Hugging Face ha stimato che l’allenamento di BLOOM ha generato 25 tonnellate di Co2. Cifra che è raddoppiata quanto i ricercatori hanno preso in considerazione le emissioni prodotte dalla produzione delle apparecchiature informatiche utilizzate per l’addestramento e l’energia necessaria per far funzionare effettivamente il modello una volta addestrato. Inoltre, dopo il lancio di BLOOM, Hugging Face ha stimato che l’utilizzo del modello emette circa 19 Kg di anidride carbonica al giorno, che è simile alle emissioni prodotte guidando circa 87 Km con un’auto nuova.
Il documento pubblicato da Hugging Face potrebbe, ed è ciò che autori ed altri studiosi del settore si auspicano, stabilire un nuovo standard per le organizzazioni che sviluppano modelli di Intelligenza Artificiale.
Secondo Sasha Luccioni, ricercatrice presso Hugging Face e autrice principale dello studio, con una migliore comprensione di quanta energia consumano i sistemi di Intelligenza Artificiale, le aziende e gli sviluppatori possono fare delle scelte sui compromessi che sono disposti a fare tra inquinamento e costi.
Lynn Kaack, co-autore di un importante articolo pubblicato su Nature sulla misurazione dell’impatto ambientale dell’IA, ricorda quanto sia importante mantenere alta l’attenzione sui temi legati alle emissioni: ad esempio, aziende come Google e Meta utilizzano modelli di Intelligenza Artificiale per classificare i commenti degli utenti o consigliare contenuti. Si tratta di operazioni che consumano pochissima energia ma che vengono compiute miliardi di volte al giorno.
Entrambe le aziende citate, Google e Meta, hanno recentemente realizzato datacenter in luoghi molto freddi per garantire minori consumi di energia.
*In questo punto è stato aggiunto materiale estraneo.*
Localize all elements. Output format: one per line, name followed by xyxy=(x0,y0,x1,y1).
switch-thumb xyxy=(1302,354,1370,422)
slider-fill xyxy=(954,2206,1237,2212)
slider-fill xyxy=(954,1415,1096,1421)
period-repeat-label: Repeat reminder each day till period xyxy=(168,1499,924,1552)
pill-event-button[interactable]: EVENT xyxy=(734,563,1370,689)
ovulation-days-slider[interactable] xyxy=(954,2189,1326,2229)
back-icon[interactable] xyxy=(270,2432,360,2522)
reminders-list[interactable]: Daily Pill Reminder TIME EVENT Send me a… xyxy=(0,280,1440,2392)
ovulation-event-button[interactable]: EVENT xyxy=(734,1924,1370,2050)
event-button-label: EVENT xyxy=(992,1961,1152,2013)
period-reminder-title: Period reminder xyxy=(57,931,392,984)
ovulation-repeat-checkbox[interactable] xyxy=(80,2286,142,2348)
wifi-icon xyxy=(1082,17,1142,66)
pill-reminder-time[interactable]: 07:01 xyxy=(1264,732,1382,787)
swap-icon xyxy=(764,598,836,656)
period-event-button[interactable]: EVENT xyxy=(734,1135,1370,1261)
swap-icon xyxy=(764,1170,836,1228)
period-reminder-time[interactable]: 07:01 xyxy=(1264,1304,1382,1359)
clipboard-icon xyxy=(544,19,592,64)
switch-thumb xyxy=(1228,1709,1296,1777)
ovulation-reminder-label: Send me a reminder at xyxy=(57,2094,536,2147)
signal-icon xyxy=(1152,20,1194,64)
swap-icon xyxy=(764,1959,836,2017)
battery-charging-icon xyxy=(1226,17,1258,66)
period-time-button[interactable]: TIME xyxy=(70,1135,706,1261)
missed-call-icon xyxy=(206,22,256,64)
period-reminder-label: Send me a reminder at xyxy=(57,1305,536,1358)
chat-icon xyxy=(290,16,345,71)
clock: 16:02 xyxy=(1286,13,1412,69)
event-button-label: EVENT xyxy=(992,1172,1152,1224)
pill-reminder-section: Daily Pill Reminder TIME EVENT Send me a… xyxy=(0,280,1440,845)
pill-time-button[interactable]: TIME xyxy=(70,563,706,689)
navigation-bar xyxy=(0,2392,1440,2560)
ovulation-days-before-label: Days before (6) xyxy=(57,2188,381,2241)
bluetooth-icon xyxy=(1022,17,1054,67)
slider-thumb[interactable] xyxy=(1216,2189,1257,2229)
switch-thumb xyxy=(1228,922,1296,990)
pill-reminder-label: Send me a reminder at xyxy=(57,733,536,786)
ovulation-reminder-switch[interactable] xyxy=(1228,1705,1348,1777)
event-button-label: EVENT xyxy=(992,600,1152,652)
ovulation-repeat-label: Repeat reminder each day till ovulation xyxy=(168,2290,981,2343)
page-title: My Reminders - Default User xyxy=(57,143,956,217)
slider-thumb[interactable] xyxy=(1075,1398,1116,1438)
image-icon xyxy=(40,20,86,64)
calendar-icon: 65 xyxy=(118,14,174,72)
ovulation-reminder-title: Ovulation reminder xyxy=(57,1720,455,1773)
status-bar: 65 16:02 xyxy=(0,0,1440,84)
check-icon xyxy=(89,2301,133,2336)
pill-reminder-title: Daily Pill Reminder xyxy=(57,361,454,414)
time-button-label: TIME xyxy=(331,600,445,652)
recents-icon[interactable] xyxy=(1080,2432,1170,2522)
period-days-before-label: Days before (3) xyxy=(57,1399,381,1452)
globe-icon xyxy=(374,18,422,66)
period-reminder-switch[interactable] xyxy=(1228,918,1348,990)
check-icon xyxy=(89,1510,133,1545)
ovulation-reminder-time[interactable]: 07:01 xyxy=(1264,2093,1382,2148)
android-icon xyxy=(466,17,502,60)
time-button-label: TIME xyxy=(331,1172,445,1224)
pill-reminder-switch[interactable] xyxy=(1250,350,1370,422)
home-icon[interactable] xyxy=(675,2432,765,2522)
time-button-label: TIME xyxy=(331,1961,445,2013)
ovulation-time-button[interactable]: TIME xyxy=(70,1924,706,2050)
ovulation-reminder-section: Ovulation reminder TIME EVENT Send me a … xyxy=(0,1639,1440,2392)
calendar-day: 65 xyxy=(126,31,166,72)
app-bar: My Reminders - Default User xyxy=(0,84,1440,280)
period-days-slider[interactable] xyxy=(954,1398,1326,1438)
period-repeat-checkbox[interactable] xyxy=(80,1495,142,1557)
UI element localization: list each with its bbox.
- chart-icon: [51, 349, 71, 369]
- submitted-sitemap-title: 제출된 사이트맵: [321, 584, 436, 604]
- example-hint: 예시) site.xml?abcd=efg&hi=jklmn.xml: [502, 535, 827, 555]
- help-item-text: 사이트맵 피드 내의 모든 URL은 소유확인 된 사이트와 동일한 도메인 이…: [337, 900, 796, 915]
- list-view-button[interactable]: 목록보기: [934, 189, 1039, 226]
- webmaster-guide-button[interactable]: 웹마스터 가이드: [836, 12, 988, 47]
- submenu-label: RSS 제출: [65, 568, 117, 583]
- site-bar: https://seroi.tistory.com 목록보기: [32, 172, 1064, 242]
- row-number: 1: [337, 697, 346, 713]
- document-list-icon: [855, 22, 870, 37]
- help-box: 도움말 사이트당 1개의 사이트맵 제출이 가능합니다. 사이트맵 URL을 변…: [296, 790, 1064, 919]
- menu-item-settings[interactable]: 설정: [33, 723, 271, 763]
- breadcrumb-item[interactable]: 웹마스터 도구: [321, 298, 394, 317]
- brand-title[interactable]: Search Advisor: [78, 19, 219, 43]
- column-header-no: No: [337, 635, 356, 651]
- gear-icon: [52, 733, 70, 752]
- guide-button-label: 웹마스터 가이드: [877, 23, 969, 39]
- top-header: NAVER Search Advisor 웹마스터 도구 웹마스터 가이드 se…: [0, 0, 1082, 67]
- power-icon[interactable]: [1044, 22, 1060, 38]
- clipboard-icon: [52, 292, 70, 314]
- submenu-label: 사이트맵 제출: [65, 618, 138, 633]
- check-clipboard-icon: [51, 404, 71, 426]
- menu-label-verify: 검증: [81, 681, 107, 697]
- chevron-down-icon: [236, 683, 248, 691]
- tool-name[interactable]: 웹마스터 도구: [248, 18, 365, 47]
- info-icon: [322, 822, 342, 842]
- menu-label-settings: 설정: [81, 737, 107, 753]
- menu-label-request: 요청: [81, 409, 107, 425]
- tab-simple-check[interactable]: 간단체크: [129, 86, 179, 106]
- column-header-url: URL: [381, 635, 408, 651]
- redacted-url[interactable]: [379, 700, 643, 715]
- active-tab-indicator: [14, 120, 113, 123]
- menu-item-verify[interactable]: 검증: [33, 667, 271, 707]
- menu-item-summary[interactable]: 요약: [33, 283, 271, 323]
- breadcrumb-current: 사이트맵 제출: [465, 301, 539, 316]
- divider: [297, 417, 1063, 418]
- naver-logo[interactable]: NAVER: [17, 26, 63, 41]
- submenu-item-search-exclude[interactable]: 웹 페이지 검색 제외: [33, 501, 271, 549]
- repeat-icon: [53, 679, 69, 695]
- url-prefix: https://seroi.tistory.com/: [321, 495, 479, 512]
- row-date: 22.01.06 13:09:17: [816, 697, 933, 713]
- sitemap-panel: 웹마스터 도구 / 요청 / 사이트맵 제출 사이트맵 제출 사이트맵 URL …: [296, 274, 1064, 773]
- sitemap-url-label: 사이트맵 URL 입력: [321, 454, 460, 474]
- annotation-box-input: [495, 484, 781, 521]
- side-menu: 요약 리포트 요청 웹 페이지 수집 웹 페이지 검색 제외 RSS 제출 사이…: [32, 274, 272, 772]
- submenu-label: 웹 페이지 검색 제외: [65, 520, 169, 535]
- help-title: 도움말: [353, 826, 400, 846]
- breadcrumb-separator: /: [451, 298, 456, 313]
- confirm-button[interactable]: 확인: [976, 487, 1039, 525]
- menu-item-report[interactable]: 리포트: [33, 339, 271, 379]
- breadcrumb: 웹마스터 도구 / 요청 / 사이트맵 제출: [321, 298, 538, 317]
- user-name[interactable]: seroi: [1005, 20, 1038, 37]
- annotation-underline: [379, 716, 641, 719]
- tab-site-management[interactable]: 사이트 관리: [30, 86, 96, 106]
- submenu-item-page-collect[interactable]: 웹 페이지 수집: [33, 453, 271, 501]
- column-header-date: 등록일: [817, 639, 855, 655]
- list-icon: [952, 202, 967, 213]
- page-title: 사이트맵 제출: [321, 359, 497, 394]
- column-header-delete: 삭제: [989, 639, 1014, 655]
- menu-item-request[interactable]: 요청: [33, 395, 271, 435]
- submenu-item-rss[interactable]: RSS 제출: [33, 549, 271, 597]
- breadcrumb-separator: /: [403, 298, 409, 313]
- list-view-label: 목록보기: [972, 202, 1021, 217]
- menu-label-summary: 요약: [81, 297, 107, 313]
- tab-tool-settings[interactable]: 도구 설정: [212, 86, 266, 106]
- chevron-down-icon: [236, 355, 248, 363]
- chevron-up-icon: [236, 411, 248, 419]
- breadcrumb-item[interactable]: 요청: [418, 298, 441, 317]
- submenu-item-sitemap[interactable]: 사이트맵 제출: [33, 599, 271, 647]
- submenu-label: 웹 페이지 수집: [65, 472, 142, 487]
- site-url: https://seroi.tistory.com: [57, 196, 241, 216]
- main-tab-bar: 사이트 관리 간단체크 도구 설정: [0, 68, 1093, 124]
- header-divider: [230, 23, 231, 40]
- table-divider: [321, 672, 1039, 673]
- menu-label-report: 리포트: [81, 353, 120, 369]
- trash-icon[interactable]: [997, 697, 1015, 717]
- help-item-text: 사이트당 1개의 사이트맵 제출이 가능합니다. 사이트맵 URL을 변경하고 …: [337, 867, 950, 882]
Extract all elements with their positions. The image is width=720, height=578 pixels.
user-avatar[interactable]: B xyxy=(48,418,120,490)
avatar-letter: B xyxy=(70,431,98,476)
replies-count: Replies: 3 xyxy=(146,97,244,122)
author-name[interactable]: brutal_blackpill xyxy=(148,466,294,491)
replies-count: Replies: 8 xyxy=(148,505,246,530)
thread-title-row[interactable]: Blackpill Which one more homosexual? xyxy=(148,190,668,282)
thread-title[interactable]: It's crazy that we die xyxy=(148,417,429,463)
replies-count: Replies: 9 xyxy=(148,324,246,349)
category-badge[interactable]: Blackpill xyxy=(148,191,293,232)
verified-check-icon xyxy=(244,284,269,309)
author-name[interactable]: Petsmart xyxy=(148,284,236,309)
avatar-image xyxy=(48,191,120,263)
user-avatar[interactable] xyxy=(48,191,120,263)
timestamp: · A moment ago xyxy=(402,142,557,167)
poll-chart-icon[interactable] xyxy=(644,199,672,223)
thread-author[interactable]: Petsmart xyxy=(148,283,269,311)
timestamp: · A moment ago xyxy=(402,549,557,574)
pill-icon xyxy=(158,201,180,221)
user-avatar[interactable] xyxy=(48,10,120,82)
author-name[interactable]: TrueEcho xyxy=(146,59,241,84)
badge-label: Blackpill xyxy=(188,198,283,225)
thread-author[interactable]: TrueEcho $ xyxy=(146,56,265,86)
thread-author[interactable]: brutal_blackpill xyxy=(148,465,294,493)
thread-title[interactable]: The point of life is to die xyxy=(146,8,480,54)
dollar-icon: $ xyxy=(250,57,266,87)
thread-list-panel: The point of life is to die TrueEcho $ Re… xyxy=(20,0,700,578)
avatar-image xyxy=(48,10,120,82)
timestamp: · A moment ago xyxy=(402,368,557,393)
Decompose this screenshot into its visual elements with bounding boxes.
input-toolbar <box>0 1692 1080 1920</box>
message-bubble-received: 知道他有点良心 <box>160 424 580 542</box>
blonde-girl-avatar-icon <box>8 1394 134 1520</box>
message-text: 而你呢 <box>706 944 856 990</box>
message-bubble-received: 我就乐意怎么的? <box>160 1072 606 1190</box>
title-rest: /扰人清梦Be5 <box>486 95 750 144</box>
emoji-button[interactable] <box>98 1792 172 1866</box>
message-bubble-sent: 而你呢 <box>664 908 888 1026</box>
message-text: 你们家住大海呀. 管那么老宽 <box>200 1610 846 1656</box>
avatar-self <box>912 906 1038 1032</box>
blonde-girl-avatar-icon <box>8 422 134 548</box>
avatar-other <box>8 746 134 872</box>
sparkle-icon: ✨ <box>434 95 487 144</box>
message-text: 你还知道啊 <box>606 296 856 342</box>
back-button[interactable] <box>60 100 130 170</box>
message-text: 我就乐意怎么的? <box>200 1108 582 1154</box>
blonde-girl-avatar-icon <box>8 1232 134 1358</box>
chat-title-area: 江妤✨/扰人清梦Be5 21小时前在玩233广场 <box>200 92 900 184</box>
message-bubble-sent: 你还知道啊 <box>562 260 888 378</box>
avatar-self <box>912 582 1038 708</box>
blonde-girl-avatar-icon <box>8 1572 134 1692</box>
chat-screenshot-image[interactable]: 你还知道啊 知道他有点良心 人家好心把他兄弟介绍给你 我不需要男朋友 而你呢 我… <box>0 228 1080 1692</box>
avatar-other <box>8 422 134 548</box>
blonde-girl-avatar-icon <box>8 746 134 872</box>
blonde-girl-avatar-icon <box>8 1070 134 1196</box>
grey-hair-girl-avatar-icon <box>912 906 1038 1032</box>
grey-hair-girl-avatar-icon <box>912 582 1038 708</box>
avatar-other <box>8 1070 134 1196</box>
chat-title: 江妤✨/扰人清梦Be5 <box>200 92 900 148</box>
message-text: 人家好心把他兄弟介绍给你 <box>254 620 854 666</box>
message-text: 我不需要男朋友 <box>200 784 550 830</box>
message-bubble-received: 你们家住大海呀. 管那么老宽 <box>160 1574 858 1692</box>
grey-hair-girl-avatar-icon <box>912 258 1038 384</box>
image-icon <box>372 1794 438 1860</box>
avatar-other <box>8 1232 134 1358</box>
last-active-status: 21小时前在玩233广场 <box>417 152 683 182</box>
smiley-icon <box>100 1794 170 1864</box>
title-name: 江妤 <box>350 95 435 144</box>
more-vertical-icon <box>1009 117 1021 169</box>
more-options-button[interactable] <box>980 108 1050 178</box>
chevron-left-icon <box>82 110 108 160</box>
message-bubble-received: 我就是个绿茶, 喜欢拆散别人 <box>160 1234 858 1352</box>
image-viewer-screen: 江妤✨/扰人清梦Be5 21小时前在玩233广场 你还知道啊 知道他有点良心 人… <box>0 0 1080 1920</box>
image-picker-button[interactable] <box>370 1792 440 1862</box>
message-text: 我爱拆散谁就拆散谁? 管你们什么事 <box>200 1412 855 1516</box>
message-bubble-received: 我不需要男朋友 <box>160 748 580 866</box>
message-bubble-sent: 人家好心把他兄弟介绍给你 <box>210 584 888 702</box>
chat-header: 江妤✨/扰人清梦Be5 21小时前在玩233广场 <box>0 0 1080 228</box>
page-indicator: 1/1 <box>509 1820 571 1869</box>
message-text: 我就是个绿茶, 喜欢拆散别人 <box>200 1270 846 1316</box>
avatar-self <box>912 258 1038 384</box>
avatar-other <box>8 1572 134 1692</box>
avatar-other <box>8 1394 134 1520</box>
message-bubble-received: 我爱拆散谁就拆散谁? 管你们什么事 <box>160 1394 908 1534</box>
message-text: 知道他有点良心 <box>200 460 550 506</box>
Google ha ristrutturato un’ex cartiera ad Hamina per sfruttare la presenza di un’infrastruttura già costruita e la vicinanza al Golfo di Finlandia che garantisce la presenza di acque a bassa temperatura.
Meta ha costruito il suo primo data center al di fuori degli Stati Uniti nella città svedese Luleå, qui si utilizzano esclusivamente energie rinnovabili e il clima estremamente freddo, dato dalla vicinanza col circolo polare artico, permette una notevole riduzione anche dell’energia necessaria per il raffreddamento dei server.
Nonostante gli elevati consumi ed emissioni generati, è irrealistico pensare che la corsa all’Intelligenza Artificiale possa interrompersi. Oggi l’interesse e gli sforzi sembrano essere concentrati sulla messa a punto di modelli di Intelligenza Artificiale sempre più accurati e profondi lasciando in secondo piano il tema dell’efficienza energetica. È necessario dunque elaborare nuove metriche delle prestazioni non più concentrate solo sul miglioramento dell’accuratezza. Anche secondo Luccioni, si dovrebbe passare a modi più efficienti di fare ricerca sull’IA, perfezionando i modelli esistenti piuttosto che crearne nuovi ancor più grandi.